The land for the school was donated by Abdul Ghafoor, grandfather of MPA Ubaid Mayar. At the time of its construction, locals protested and questioned why the school was being built outside their village. The protests eventually led to the school being abandoned and later turned into a makeshift barn.
The education department’s assistant district planning and development officer Khalid Khan said the locals questioned why the government had established a school outside their immediate vicinity. “They refused to send their children here and decided to enroll them at Mayar Middle School instead,” he added.

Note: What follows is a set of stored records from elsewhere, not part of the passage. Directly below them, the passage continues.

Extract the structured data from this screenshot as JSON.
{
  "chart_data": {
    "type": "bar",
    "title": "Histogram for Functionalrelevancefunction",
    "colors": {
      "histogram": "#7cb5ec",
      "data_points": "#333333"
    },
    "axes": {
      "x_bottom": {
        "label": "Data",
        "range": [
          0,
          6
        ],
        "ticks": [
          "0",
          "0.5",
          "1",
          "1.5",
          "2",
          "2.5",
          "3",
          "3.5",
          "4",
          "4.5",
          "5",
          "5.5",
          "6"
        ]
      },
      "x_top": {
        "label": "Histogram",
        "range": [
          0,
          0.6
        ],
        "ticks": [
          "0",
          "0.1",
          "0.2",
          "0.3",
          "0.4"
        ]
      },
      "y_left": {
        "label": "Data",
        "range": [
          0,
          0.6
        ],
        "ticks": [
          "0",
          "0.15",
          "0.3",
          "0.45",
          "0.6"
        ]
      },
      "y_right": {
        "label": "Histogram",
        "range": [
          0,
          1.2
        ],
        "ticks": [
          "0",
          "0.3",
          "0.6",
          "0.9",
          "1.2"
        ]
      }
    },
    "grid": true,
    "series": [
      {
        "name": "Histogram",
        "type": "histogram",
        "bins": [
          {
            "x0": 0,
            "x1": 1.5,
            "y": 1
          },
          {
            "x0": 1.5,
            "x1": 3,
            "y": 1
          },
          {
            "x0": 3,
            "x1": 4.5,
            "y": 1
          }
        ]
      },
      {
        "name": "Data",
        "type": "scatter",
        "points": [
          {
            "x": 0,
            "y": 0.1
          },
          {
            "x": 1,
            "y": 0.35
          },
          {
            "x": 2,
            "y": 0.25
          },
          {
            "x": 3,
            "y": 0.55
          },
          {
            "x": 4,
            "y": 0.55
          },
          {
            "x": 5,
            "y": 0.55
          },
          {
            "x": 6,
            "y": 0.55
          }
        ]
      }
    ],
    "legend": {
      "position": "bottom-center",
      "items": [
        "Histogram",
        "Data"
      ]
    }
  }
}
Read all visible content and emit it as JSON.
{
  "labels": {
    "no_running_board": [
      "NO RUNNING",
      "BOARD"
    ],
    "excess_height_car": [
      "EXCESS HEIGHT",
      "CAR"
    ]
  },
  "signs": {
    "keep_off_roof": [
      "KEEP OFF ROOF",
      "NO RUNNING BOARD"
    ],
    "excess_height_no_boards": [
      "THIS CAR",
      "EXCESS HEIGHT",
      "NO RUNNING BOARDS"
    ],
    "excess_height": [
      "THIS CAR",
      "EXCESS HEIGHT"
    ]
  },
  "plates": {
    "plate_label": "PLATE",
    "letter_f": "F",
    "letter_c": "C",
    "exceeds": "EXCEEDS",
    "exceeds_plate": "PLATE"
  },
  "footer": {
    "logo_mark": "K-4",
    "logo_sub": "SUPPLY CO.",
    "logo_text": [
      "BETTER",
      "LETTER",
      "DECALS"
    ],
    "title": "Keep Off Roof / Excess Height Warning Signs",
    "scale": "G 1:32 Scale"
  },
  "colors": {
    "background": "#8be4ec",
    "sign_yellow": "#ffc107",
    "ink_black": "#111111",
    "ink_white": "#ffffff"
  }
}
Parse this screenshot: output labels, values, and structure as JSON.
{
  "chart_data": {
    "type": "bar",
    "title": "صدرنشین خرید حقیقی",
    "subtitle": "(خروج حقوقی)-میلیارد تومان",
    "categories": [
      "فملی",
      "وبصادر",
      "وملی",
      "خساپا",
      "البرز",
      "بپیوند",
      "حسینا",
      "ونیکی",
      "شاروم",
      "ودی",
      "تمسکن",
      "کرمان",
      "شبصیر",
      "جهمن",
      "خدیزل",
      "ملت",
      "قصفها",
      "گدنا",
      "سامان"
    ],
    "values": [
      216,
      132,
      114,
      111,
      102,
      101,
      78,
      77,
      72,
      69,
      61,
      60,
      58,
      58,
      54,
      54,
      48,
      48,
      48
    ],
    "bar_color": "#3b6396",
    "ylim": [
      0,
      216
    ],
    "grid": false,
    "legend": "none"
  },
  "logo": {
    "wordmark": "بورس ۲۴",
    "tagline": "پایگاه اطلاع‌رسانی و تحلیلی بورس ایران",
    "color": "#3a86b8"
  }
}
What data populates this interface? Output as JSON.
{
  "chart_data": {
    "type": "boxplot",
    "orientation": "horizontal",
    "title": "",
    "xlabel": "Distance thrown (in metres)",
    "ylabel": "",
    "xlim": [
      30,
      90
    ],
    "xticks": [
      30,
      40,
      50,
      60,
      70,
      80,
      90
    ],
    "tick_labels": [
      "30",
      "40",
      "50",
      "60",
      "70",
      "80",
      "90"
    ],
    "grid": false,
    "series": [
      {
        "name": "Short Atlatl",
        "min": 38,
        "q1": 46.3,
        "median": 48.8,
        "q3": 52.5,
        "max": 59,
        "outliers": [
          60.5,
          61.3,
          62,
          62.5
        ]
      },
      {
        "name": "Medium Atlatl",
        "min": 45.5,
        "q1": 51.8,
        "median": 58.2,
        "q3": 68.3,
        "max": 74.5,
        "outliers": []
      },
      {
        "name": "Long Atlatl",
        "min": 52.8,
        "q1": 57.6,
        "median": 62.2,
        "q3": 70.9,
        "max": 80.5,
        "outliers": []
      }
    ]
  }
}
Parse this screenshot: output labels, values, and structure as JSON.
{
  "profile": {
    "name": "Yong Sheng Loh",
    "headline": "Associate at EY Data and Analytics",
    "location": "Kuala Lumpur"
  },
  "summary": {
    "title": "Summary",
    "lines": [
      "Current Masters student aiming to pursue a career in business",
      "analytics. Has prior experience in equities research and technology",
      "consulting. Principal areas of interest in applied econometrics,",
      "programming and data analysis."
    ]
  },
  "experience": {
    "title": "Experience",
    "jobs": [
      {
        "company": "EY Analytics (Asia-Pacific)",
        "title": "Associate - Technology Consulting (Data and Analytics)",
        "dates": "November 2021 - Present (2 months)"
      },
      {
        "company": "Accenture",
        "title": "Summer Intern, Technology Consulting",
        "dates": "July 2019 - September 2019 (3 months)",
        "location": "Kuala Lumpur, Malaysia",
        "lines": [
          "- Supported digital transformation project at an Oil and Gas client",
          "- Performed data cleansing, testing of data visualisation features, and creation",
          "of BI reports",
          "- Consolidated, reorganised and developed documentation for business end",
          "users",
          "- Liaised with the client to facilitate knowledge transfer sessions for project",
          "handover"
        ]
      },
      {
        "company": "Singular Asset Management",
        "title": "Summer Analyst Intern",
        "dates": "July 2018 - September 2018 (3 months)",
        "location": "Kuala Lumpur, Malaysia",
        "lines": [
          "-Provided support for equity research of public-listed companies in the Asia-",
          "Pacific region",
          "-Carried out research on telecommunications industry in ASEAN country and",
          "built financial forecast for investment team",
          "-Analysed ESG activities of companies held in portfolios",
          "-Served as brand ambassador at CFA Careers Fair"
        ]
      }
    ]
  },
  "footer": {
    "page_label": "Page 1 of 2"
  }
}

“The education department did not have space for the building anywhere and officials tried convincing the people to send their children to the school,” said Khan. They were told once children start attending the school, people will start building houses near it, he added. “But we could not convince them and they closed the school by force.”
Now that the area has become densely populated, people are realising and regretting their past stubbornness. “They do not deem it feasible to send girls to other villages for high school,” maintained Khalid.
Coming back to life
After conducting a survey of the school building, the education department has directed the Communications & Works Department (C&W) to include the abandoned school in the Annual Development Programme. “This will take a year or so because the building is deserted and needs to be reconstructed,” informed Khan.
Provincial lawmaker Ubaid Mayar said the Pakistan Tehreek-e-Insaf (PTI) government will soon reconstruct the building. He claimed locals are convinced another school for girls will also be constructed during PTI’s tenure aloLng with the present one.
He criticised former governments of the Awami National Party (ANP) and Muttahida Majlis-e-Amal (MMA) for not taking any initiatives to build new schools. “People are criticising the PTI for ghost schools, but these schools have been there since 1991 and no one asked about them,” he added.
National Community of Pakistan’s Vice President in Mardan, Sareer Khan said he has sent a letter regarding the ghost school to the human rights office in Islamabad, requesting them to take notice of the building being used by locals for storing livestock.
Lawangeen Khan, a local, claimed some villagers requested former parliamentarian Himayatullah Mayar to rebuild the school, but the plea fell on deaf ears. Lawangeen did not allow his sister to study in another village as a result, “If the school in our village was functional, I would have allowed my sister to study.”
Published in The Express Tribune, August 13th, 2013.